Ce tracé nous servira de guide pour appliquer nos brins de paille avec précision, et réaliser les découpes pour constituer le décor choisi.
05.
Coller
Il est alors temps d’encoller notre support, pour pouvoir y appliquer notre brin.
Dans certains cas, le motif exige de travailler dans un premier temps sur papier, pour pouvoir ensuite réaliser des frisages, avec les mêmes techniques que la marqueterie de bois.
06.
Assembler
Les brins de paille doivent être collés bord à bord, sans aucune superposition ni interstice entre les brins.
Aidés par la colle, on vient glisser notre brin au contact du brin précédemment collé.
07.
Lisser
Une fois bien en place, il faut désormais lisser le brin pour chasser l’excédent de colle.
Là encore, le geste se répète plusieurs fois, afin d’ancrer notre collage, et lisser parfaitement notre paille de seigle.
Une étape fondamentale, car de la qualité du collage dépendra la bonne tenue de notre marqueterie.
08.
Couper
Le diamètre des brins n’est pas constant, les rubans de paille ne présentent donc pas deux bords droits et parallèles.
Alors à chaque brin – ou presque, on vient redresser la ligne en coupant notre paille à l’aide de bistouris de chirurgien.
C’est aussi la découpe qui nous permet de former notre motif avec précision.
09.
Nettoyer
Il reste encore à réaliser une étape fondamentale : les finitions.
Le nettoyage des traces de colle permet de révéler toute la brillance de la marqueterie de paille.
Naturellement vernie, la paille peut être cirée pour renforcer la protection naturelle que lui confère la silice.
Mon parcours
Après une première vie de journaliste à Radio France Internationale, j’ai entamé une reconversion professionnelle en 2016, en m’inscrivant au CAP ébéniste du GRETA de l’école Boulle, à Paris.
Une collègue de formation qui pratiquait la marqueterie de paille me propose un jour de me faire découvrir la technique, dont j’ignorais jusqu’à l’existence.
Le coup de foudre est immédiat, tant pour la matière que pour les gestes du travail de la paille.
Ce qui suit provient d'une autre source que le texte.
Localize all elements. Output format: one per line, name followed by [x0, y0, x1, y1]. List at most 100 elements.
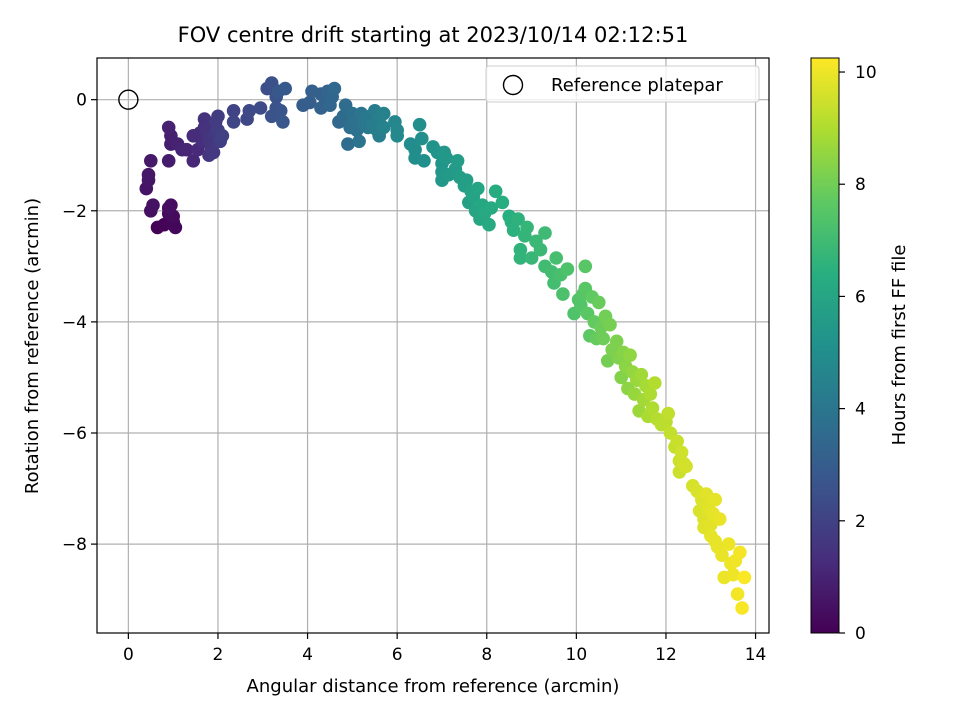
data-point — [737, 570, 752, 585]
colorbar-tick-label: 0 — [855, 624, 866, 644]
data-point — [144, 154, 158, 168]
data-point — [303, 95, 317, 110]
chart-title: FOV centre drift starting at 2023/10/14 … — [178, 23, 689, 47]
data-point — [614, 370, 628, 385]
data-point — [708, 492, 722, 507]
y-tick-label: −4 — [62, 313, 87, 333]
y-axis-label: Rotation from reference (arcmin) — [22, 198, 43, 494]
data-point — [141, 167, 156, 182]
x-tick-label: 4 — [302, 645, 313, 665]
colorbar-label: Hours from first FF file — [889, 245, 910, 446]
x-tick-label: 2 — [213, 645, 224, 665]
data-point — [679, 459, 693, 474]
data-point — [161, 201, 176, 215]
x-tick-label: 14 — [745, 645, 767, 665]
data-point — [623, 348, 637, 363]
data-point — [439, 151, 454, 165]
legend-marker-icon — [502, 74, 524, 96]
data-point — [352, 134, 366, 149]
x-axis-label: Angular distance from reference (arcmin) — [247, 676, 620, 697]
x-tick-label: 10 — [566, 645, 588, 665]
data-point — [482, 217, 496, 232]
data-point — [161, 120, 176, 135]
legend-label: Reference platepar — [551, 75, 723, 96]
y-axis-ticks: 0 −2 −4 −6 −8 — [62, 91, 97, 555]
data-point — [273, 104, 288, 118]
data-point — [670, 434, 684, 449]
data-point — [648, 376, 662, 390]
data-point — [721, 537, 736, 551]
data-point — [609, 334, 624, 349]
data-point — [596, 331, 610, 346]
data-point — [733, 545, 747, 560]
data-point — [226, 104, 241, 118]
grid-lines — [97, 58, 769, 633]
data-point — [726, 567, 740, 582]
data-point — [146, 198, 160, 212]
x-tick-label: 12 — [655, 645, 677, 665]
data-point — [488, 184, 503, 199]
data-point — [471, 181, 485, 196]
data-point — [533, 242, 548, 257]
plot-frame — [96, 57, 770, 634]
colorbar-tick-label: 2 — [855, 512, 866, 532]
data-point — [524, 251, 539, 265]
data-point — [417, 154, 431, 168]
data-point — [511, 212, 525, 226]
x-tick-label: 8 — [481, 645, 492, 665]
data-point — [506, 223, 521, 237]
x-tick-label: 0 — [123, 645, 134, 665]
colorbar-tick-label: 4 — [855, 400, 866, 420]
x-axis-ticks: 0 2 4 6 8 10 12 14 — [123, 633, 766, 665]
data-point — [459, 173, 474, 187]
colorbar-tick-label: 10 — [855, 63, 877, 83]
data-point — [226, 115, 241, 129]
data-point — [278, 81, 293, 96]
data-point — [186, 154, 201, 168]
data-point — [412, 117, 427, 132]
data-point — [560, 262, 575, 276]
data-point — [253, 101, 268, 115]
colorbar-tick-label: 6 — [855, 287, 866, 307]
data-point — [390, 129, 405, 143]
data-point — [735, 601, 749, 615]
colorbar-tick-label: 8 — [855, 175, 866, 195]
data-point — [603, 317, 617, 332]
data-point — [495, 195, 510, 210]
data-point — [179, 142, 194, 157]
data-point — [211, 109, 225, 124]
colorbar-ticks: 0 2 4 6 8 10 — [839, 63, 877, 644]
data-point — [661, 406, 675, 421]
data-point — [674, 445, 689, 460]
data-point — [520, 220, 534, 235]
data-point — [600, 354, 615, 368]
data-point — [276, 115, 290, 129]
legend: Reference platepar — [485, 65, 760, 103]
data-point — [197, 112, 212, 126]
data-point — [730, 587, 745, 601]
data-point — [578, 259, 593, 274]
data-point — [513, 251, 528, 265]
x-tick-label: 6 — [392, 645, 403, 665]
data-point — [161, 154, 176, 168]
data-point — [715, 548, 729, 562]
data-point — [206, 145, 221, 160]
data-point — [186, 129, 201, 143]
y-tick-label: 0 — [76, 91, 87, 111]
data-point — [549, 251, 563, 265]
legend-box — [485, 65, 760, 103]
data-point — [415, 131, 429, 146]
data-point — [168, 220, 183, 235]
data-point — [341, 137, 355, 151]
colorbar — [810, 57, 840, 634]
data-points — [139, 76, 752, 615]
data-point — [327, 81, 342, 96]
y-tick-label: −8 — [62, 535, 87, 555]
data-point — [645, 401, 660, 415]
y-tick-label: −2 — [62, 202, 87, 222]
data-point — [643, 387, 658, 401]
data-point — [215, 129, 230, 143]
data-point — [376, 120, 391, 135]
reference-marker — [118, 89, 139, 110]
Malheureusement, la découverte est trop tardive pour me permettre de réaliser mon stage de fin d’études dans un atelier de marqueterie de paille.
CAP ébéniste en poche, j’entame alors ma deuxième carrière au sein de divers ateliers de fabrication de mobilier. Mais je rêve toujours de marqueterie de paille, alors j’apprends la technique en m’entraînant les soirs et les week-end.
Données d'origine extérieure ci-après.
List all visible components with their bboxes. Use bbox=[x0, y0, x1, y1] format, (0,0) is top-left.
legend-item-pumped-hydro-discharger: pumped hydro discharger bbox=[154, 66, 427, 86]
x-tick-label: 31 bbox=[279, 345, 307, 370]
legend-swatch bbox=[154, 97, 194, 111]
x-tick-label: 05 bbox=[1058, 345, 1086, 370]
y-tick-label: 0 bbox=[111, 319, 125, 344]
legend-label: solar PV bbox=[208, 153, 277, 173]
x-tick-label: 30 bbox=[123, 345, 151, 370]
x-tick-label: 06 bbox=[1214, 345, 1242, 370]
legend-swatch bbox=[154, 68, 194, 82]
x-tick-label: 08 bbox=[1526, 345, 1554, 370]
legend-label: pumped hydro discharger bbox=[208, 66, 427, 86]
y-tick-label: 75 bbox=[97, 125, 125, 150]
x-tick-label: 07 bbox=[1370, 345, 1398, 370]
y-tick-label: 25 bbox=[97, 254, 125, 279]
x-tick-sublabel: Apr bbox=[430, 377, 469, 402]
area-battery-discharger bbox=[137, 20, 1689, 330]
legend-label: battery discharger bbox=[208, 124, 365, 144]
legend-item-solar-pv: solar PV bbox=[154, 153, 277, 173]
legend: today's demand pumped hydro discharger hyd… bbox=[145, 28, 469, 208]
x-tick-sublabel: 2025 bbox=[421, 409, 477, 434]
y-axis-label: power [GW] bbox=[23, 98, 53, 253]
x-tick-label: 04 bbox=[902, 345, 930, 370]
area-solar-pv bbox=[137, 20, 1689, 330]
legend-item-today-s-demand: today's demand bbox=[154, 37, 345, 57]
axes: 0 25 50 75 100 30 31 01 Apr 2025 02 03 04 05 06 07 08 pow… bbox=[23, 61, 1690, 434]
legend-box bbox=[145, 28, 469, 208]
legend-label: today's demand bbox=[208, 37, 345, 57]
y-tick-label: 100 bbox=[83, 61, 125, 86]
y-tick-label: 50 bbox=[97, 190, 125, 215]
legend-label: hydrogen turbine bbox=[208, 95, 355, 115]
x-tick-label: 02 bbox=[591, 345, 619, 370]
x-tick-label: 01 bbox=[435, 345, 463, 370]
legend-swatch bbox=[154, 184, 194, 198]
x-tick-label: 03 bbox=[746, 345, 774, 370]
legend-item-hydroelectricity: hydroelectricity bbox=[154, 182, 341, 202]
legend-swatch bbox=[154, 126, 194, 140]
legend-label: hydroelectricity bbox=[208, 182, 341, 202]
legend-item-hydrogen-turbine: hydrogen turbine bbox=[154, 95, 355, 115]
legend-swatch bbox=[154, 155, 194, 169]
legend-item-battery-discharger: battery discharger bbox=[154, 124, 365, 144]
J’expérimente, je tâtonne, je me trompe. Aidée par des vidéos et des ouvrages de vulgarisation, ainsi que par les conseils que je n’hésite pas à demander à des marqueteurs expérimentés, j’affine peu à peu mon savoir-faire.
Et finalement, en 2019, je me lance en quittant Paris pour Marseille, où je fonde mon atelier spécialisé en marqueterie de paille.